To combine advantages of both approaches, it has been recommended to utilise activation functions which naturally bound the sensitivity, as described in(papernot2020tempered). Our framework allows to determine the exact Lipschitz constant in advance (given potential additional bounds on the inputs or weights), without requiring step (2) to be executed at every iteration.
We note that our system naturally provides per-sample gradients, as operations are specified per individual and are only dispatched at runtime. Thus, our framework allows to mitigate the performance degradation associated with obtaining per-sample gradients or their norms from batches of inputs.
5 Discussion and conclusion
Our work demonstrates that closed-form representations of arbitrary differentiable function compositions over private data can be utilised for the modelling of sensitivity in private machine learning. Our framework fits into a larger ecosystem of tools targeting automated sensitivity analysis (traskkritika) and privacy budgeting through composition analysis of heterogenous mechanisms (wang2019subsampled). It moreover allows decoupling network/algorithm design from data analysis, a desideratum
in privacy-by-design workflows. We sketch the utilisation of our system in the context of IDP and DP-SGD, however view it as a useful component in the toolkit of adversarial machine learning researchers, whom it can assist in reasoning concretely over the mathematical properties of the model. Moreover, as our framework allows the derivation of analytic expressions for every input to the function, it can be used to quantify the impact of individual features on overall privacy loss.

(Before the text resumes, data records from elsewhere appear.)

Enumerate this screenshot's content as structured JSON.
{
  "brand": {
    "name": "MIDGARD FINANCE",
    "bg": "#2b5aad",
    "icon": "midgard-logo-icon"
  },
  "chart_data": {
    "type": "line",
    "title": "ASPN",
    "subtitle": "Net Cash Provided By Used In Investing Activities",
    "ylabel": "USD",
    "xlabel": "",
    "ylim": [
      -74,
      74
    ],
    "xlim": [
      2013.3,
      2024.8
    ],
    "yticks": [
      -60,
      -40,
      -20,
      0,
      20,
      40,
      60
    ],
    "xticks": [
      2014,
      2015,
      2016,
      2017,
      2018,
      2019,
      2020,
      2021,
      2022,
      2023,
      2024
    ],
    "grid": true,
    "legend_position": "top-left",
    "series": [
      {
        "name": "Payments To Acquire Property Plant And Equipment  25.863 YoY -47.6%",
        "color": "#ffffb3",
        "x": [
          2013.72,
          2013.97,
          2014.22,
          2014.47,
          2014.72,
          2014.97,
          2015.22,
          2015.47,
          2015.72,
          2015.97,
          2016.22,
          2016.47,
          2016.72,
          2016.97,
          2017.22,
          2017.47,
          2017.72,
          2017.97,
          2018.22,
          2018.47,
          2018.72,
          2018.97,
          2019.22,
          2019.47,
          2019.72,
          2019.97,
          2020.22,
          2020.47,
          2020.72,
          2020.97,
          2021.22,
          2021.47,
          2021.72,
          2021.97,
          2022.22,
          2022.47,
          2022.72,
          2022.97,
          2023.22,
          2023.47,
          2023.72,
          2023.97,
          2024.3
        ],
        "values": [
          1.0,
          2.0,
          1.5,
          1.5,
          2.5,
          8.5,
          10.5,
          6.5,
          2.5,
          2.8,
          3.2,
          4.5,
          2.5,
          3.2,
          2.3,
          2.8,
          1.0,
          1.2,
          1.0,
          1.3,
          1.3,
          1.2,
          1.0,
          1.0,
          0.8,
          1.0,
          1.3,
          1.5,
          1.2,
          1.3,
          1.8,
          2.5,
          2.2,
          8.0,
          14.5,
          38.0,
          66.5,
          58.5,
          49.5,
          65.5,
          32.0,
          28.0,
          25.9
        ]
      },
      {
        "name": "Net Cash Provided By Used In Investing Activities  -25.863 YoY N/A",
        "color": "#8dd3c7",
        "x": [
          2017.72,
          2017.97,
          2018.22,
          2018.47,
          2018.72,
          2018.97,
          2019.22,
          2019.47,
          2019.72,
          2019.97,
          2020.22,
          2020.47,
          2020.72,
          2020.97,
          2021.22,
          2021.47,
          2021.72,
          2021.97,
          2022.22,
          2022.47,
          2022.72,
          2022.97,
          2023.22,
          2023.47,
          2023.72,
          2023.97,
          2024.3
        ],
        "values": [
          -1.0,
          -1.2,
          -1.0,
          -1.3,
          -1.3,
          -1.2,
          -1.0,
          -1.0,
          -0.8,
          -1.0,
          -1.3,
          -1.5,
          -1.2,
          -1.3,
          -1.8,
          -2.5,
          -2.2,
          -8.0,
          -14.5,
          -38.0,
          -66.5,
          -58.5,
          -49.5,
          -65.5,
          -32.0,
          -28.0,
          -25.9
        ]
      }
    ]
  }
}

We intend to investigate the benefits of such feature-level analyses in future work.
A notable limitation of the current form of our system is memory consumption and computational performance. Static compilation times scale quadratically with the number of parameters in the network. We note that, after compilation, execution times of the kernels are constant for a given batch size. Currently, the compilation of a 2.5M parameter network (such as MobileNetV3) would require approximately 60 hours on a single CPU core. Scaling our system to larger network architectures will require compiler-level optimisations such as multi-threaded compilation and employment of term simplification strategies such as common subexpression elimination, which we outline as future work.

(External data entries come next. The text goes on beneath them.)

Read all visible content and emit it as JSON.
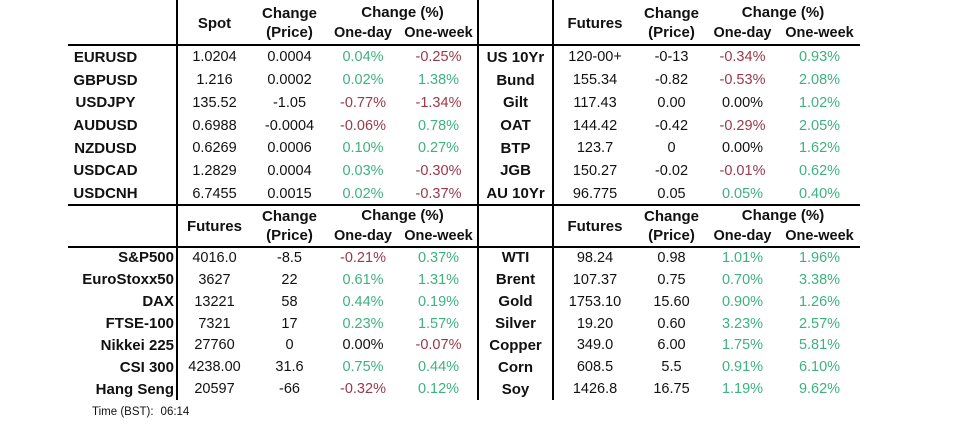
{
  "colors": {
    "positive": "#3eb181",
    "negative": "#97394a",
    "neutral": "#111111"
  },
  "headers": {
    "change_line1": "Change",
    "change_line2": "(Price)",
    "change_pct": "Change (%)",
    "one_day": "One-day",
    "one_week": "One-week"
  },
  "footer": {
    "time_label": "Time (BST):",
    "time_value": "06:14"
  },
  "chart_data": [
    {
      "type": "table",
      "title": "FX spot rates",
      "value_header": "Spot",
      "columns": [
        "",
        "Spot",
        "Change (Price)",
        "One-day",
        "One-week"
      ],
      "rows": [
        {
          "label": "EURUSD",
          "value": "1.0204",
          "change": "0.0004",
          "one_day": "0.04%",
          "one_week": "-0.25%"
        },
        {
          "label": "GBPUSD",
          "value": "1.216",
          "change": "0.0002",
          "one_day": "0.02%",
          "one_week": "1.38%"
        },
        {
          "label": "USDJPY",
          "value": "135.52",
          "change": "-1.05",
          "one_day": "-0.77%",
          "one_week": "-1.34%"
        },
        {
          "label": "AUDUSD",
          "value": "0.6988",
          "change": "-0.0004",
          "one_day": "-0.06%",
          "one_week": "0.78%"
        },
        {
          "label": "NZDUSD",
          "value": "0.6269",
          "change": "0.0006",
          "one_day": "0.10%",
          "one_week": "0.27%"
        },
        {
          "label": "USDCAD",
          "value": "1.2829",
          "change": "0.0004",
          "one_day": "0.03%",
          "one_week": "-0.30%"
        },
        {
          "label": "USDCNH",
          "value": "6.7455",
          "change": "0.0015",
          "one_day": "0.02%",
          "one_week": "-0.37%"
        }
      ]
    },
    {
      "type": "table",
      "title": "Bond futures",
      "value_header": "Futures",
      "columns": [
        "",
        "Futures",
        "Change (Price)",
        "One-day",
        "One-week"
      ],
      "rows": [
        {
          "label": "US 10Yr",
          "value": "120-00+",
          "change": "-0-13",
          "one_day": "-0.34%",
          "one_week": "0.93%"
        },
        {
          "label": "Bund",
          "value": "155.34",
          "change": "-0.82",
          "one_day": "-0.53%",
          "one_week": "2.08%"
        },
        {
          "label": "Gilt",
          "value": "117.43",
          "change": "0.00",
          "one_day": "0.00%",
          "one_week": "1.02%"
        },
        {
          "label": "OAT",
          "value": "144.42",
          "change": "-0.42",
          "one_day": "-0.29%",
          "one_week": "2.05%"
        },
        {
          "label": "BTP",
          "value": "123.7",
          "change": "0",
          "one_day": "0.00%",
          "one_week": "1.62%"
        },
        {
          "label": "JGB",
          "value": "150.27",
          "change": "-0.02",
          "one_day": "-0.01%",
          "one_week": "0.62%"
        },
        {
          "label": "AU 10Yr",
          "value": "96.775",
          "change": "0.05",
          "one_day": "0.05%",
          "one_week": "0.40%"
        }
      ]
    },
    {
      "type": "table",
      "title": "Equity index futures",
      "value_header": "Futures",
      "columns": [
        "",
        "Futures",
        "Change (Price)",
        "One-day",
        "One-week"
      ],
      "rows": [
        {
          "label": "S&P500",
          "value": "4016.0",
          "change": "-8.5",
          "one_day": "-0.21%",
          "one_week": "0.37%"
        },
        {
          "label": "EuroStoxx50",
          "value": "3627",
          "change": "22",
          "one_day": "0.61%",
          "one_week": "1.31%"
        },
        {
          "label": "DAX",
          "value": "13221",
          "change": "58",
          "one_day": "0.44%",
          "one_week": "0.19%"
        },
        {
          "label": "FTSE-100",
          "value": "7321",
          "change": "17",
          "one_day": "0.23%",
          "one_week": "1.57%"
        },
        {
          "label": "Nikkei 225",
          "value": "27760",
          "change": "0",
          "one_day": "0.00%",
          "one_week": "-0.07%"
        },
        {
          "label": "CSI 300",
          "value": "4238.00",
          "change": "31.6",
          "one_day": "0.75%",
          "one_week": "0.44%"
        },
        {
          "label": "Hang Seng",
          "value": "20597",
          "change": "-66",
          "one_day": "-0.32%",
          "one_week": "0.12%"
        }
      ]
    },
    {
      "type": "table",
      "title": "Commodity futures",
      "value_header": "Futures",
      "columns": [
        "",
        "Futures",
        "Change (Price)",
        "One-day",
        "One-week"
      ],
      "rows": [
        {
          "label": "WTI",
          "value": "98.24",
          "change": "0.98",
          "one_day": "1.01%",
          "one_week": "1.96%"
        },
        {
          "label": "Brent",
          "value": "107.37",
          "change": "0.75",
          "one_day": "0.70%",
          "one_week": "3.38%"
        },
        {
          "label": "Gold",
          "value": "1753.10",
          "change": "15.60",
          "one_day": "0.90%",
          "one_week": "1.26%"
        },
        {
          "label": "Silver",
          "value": "19.20",
          "change": "0.60",
          "one_day": "3.23%",
          "one_week": "2.57%"
        },
        {
          "label": "Copper",
          "value": "349.0",
          "change": "6.00",
          "one_day": "1.75%",
          "one_week": "5.81%"
        },
        {
          "label": "Corn",
          "value": "608.5",
          "change": "5.5",
          "one_day": "0.91%",
          "one_week": "6.10%"
        },
        {
          "label": "Soy",
          "value": "1426.8",
          "change": "16.75",
          "one_day": "1.19%",
          "one_week": "9.62%"
        }
      ]
    }
  ]
}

In conclusion, hybrid automatic differentiation allows obtaining analytical expressions for quantities of interest in differentiable function compositions over private data such as neural networks. We are hopeful that our work will stimulate research at the intersection of compiler engineering, differentiable programming and privacy preserving machine learning to yield specialised tooling capable of efficiently manipulating such analytical representations to address key challenges in differentially private machine learning.